Dataset link: https://drive.google.com/file/d/17XXG75zmR3_bDeWKDNeXYNVL8ptAzUo3/view?usp=sharing Fasttext Model link: https://fasttext.cc/docs/en/pretrained-vectors.html (a. download the English wiki.en.bin model b. Under root directory, construct model\wiki.en directory and c. put the wiki.en.bin model into it)
Software prepare
- Neo4j: as the database to save the Bug Tossing Graph
- Gephi: Use the community detection algorithm to get the modularity class of the product::component (The parameters of the community detection algorithm we used are ''Randomize'' is On, ''Use edge weights'' is On and ''Resolution'' is 1.0.)
Directory prepare
- Construct the data directory under the root directory
- Construct the data directory under the scripts directory
Dataset prepare
- Run get_product_component.py to get product_component.json (adjust the filepath according to where you put the product_component_files)
- Run filter_bugs.py to get filtered_bugs.json
- Run split_train_test_dataset.py to get train_bugs.json and test_bugs.json
- Run generate_tossing_graph_goal_oriented_path.py to get Bug Tossing Graph (a. need to connect with Neo4j b. train_bugs only)

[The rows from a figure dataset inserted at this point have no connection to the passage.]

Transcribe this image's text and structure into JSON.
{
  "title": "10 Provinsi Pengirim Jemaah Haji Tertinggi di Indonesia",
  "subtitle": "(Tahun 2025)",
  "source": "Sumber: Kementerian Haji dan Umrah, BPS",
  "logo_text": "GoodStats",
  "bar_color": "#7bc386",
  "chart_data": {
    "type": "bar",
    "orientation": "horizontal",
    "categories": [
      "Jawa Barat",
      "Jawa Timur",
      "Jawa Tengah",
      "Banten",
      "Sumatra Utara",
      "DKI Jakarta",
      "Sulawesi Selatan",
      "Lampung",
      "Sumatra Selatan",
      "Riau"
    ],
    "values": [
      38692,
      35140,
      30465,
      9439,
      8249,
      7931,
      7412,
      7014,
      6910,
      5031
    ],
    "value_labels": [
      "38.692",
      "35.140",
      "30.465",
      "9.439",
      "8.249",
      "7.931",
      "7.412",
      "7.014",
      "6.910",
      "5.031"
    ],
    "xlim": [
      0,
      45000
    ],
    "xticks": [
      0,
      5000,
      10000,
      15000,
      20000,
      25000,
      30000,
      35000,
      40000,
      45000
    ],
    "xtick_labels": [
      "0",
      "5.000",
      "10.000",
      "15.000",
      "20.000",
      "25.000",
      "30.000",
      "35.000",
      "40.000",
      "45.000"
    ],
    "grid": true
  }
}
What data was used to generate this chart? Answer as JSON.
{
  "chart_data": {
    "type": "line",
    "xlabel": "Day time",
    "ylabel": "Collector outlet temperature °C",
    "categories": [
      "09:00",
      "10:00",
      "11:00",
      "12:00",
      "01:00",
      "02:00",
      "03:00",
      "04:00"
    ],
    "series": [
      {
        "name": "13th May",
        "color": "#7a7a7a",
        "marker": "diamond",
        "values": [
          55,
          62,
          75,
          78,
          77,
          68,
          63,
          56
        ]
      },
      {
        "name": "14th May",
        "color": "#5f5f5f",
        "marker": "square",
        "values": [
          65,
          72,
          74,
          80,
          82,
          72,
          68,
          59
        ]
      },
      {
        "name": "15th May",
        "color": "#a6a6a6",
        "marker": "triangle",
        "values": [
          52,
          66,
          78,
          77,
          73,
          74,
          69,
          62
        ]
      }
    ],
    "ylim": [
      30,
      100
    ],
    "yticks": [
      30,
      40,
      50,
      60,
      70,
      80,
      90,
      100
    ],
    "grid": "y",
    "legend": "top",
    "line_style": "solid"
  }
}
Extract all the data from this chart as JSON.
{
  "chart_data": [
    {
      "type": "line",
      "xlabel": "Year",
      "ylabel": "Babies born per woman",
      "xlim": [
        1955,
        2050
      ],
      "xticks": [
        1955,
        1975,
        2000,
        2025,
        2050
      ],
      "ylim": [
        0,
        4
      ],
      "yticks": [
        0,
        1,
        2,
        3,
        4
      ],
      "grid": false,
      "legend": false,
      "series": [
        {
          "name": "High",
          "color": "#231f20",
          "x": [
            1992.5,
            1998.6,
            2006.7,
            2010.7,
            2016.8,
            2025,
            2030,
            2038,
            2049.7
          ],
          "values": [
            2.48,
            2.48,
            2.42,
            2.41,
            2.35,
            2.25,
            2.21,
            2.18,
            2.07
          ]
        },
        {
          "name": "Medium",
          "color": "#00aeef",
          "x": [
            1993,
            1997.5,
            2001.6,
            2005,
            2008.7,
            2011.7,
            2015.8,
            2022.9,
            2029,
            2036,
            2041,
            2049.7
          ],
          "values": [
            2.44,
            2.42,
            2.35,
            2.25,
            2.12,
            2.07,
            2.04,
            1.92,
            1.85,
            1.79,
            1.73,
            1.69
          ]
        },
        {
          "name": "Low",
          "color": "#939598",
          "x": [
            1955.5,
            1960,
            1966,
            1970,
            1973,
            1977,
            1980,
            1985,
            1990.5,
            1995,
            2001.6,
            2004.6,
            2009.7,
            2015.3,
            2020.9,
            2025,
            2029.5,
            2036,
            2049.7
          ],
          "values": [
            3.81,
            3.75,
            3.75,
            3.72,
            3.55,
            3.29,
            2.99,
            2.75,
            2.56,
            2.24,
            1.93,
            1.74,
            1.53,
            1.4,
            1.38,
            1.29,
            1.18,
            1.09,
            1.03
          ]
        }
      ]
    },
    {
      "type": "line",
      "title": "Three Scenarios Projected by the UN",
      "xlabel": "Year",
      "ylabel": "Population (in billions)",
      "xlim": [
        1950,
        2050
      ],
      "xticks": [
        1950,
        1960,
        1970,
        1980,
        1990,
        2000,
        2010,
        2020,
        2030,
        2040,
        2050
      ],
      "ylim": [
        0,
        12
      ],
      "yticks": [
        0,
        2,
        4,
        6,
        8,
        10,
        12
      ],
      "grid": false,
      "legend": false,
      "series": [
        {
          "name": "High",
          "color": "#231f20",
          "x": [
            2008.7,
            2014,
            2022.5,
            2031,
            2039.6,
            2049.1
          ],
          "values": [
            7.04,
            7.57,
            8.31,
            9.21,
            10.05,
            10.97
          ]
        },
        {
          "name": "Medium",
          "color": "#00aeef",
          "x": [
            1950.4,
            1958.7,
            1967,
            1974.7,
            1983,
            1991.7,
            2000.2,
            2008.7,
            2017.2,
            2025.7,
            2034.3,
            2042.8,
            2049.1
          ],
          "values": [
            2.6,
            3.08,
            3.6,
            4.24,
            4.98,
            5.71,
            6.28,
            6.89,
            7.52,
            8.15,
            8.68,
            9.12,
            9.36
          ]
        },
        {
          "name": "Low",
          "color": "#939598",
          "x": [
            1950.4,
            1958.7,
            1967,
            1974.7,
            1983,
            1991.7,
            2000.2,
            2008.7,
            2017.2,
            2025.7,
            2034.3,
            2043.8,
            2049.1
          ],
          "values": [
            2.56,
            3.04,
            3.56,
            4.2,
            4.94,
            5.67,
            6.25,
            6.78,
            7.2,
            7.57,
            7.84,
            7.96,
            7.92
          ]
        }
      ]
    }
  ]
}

- Run get_vec.py to get vector for text information (Note that after step 5, change the ONEHOT_DIM in config.py according to the onehot.dim from onehot = TfidfOnehotVectorizer())
- Run get_graph_feature_for_pc.py for graph features of product components
Feature vector
- Change FEATURE_VECTOR_NUMS_PER_FILE in config.py to (the number of product::component) * 10,000 or FEATURE_VECTOR_NUMS_PER_FILE % (the number of product::component) == 0
- Run get_feature_vector.py to get the relevance label and features about text information
- Run get_graph_feature_vector.py to get bug feature and features about graph
- Run add_feature_vector_graph.py to merge features from step2 and step3
Model
- Run train_lambdaMart.py to train the learning to rank model
Result
- Run test_lambdaMart.py to test the model (change PRODUCT_COMPONENT_PAIR_NUM in config.py to the number of product::component)
- Run change_result_format.py to change result.csv (got from test_lambdaMart.py) into a more readable format (metrics.json))
- Run calculate_accuracy_ndcg.py to calculate accuracy and ndcg
- Run get_mrr.py to calculate mrr
- Run split_test_dataset_into_tossed_and_untossed.py to split test_bugs.json into tossed_test_bugs.json and untossed_test_bugs.json
- Run split_test_feature_vector_into_tossed_untossed.py to split test_feature_vector into tossed and untossed
- Reuse Result (Step 1-4) to calculate the result (accuracy, ndcg, mrr) on tossed and untossed bugs (Note that adjust "test_bugs_type" in Result (Step 1-4) python files to choose which kind of test bugs for testing)
Note that LR-BKG needs amount of memory and disk storage!!!